Tor Setup: The video begins by showing how to install and configure the Tor service on a Kali Linux virtual machine to enable anonymous browsing and access to .onion sites.
torify Command: It introduces the torify command as a wrapper for tunneling other command-line tools through Tor, though it requires specific configuration in the torrc file to function correctly.
Tor Configuration (torrc): Key settings like enabling the control port and disabling default authentication are modified in the /etc/tor/torrc file to allow programmatic interaction with the Tor network.
Python for Dark Web Scraping: The core of the video focuses on using the requests-python-socks library in Python to make HTTP requests to .onion addresses, effectively automating the scraping of dark web content.
Practical Application (Threat Intelligence): The presenter highlights how scraping dark web sites can be valuable for gathering threat intelligence, tracking cybercrime activities, and monitoring for leaked credentials or PII.
Alternative Libraries: Other Python libraries like torpy and stem are mentioned as alternatives for interacting with the Tor network, offering different levels of control and functionality.
Flare (Sponsor): The video briefly showcases Flare, a threat intelligence platform, as a more comprehensive solution for monitoring the dark web and managing attack surfaces.

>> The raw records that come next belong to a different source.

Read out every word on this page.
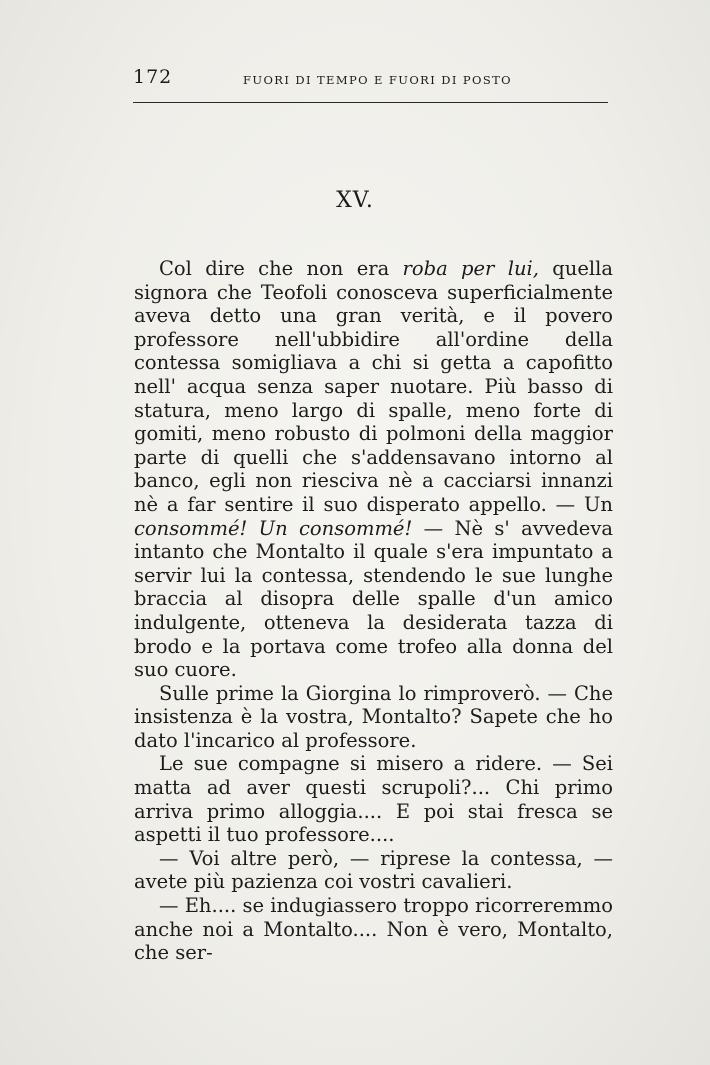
172	FUORI DI TEMPO E FUORI DI POSTO
XV.

Col dire che non era roba per lui, quella signora che Teofoli conosceva superficialmente aveva detto una gran verità, e il povero professore nell'ubbidire all'ordine della contessa somigliava a chi si getta a capofitto nell' acqua senza saper nuotare. Più basso di statura, meno largo di spalle, meno forte di gomiti, meno robusto di polmoni della maggior parte di quelli che s'addensavano intorno al banco, egli non riesciva nè a cacciarsi innanzi nè a far sentire il suo disperato appello. — Un consommé! Un consommé! — Nè s' avvedeva intanto che Montalto il quale s'era impuntato a servir lui la contessa, stendendo le sue lunghe braccia al disopra delle spalle d'un amico indulgente, otteneva la desiderata tazza di brodo e la portava come trofeo alla donna del suo cuore.

Sulle prime la Giorgina lo rimproverò. — Che insistenza è la vostra, Montalto? Sapete che ho dato l'incarico al professore.

Le sue compagne si misero a ridere. — Sei matta ad aver questi scrupoli?... Chi primo arriva primo alloggia.... E poi stai fresca se aspetti il tuo professore....

— Voi altre però, — riprese la contessa, — avete più pazienza coi vostri cavalieri.

— Eh.... se indugiassero troppo ricorreremmo anche noi a Montalto.... Non è vero, Montalto, che ser-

The speaker does not explicitly mention the challenges of scraping onion sites that require credentials with 2FA or captchas. The examples shown in the video are primarily for accessing publicly available HTML content on sites like ransomware leak sites.

Here's how the scraping discussed in the video would work for those types of sites, and why it wouldn't directly handle sites with 2FA or captchas:

Publicly Accessible Content: The script is shown successfully fetching the HTML of a ransomware leak site. These sites often list victim names, data leak status, or group information publicly. The script, by accessing the URL through Tor, retrieves this raw HTML.
Keyword and Link Extraction: Once the HTML is obtained, standard Python parsing libraries (like BeautifulSoup, although not explicitly shown in this snippet, it's a common next step) would be used to:
- Extract Keywords: Search the text content of the HTML for specific terms.
- Find Links: Identify all <a> tags to extract URLs (including other .onion links or external links).
- Extract Usernames/Data: Parse the HTML structure to find specific data points that are presented in a consistent format (e.g., table rows for victim data).

Limitations Regarding 2FA and Captchas:

The methods demonstrated in the video would not be able to:

Log in to sites requiring credentials: The script simply makes a GET request. It doesn't have a mechanism to input usernames, passwords, or handle 2FA codes.
Solve Captchas: Captchas are designed to prevent automated access. The script, as presented, has no capability to solve them.

To scrape sites with 2FA or captchas, more advanced techniques would be necessary, such as:

Browser Automation Tools: Libraries like Selenium or Playwright, which can control a web browser, could be used to navigate login pages, fill in credentials, and potentially interact with CAPTCHA-solving services (though this is complex and often ethically dubious).
API Interaction (if available): Some sites might offer APIs, but this is rare for typical dark web forums.
Human Interaction: For many highly secured sites, manual access is the only viable method.

In essence, the video showcases scraping for readily available information on the dark web, not for content protected by robust authentication or anti-bot measures.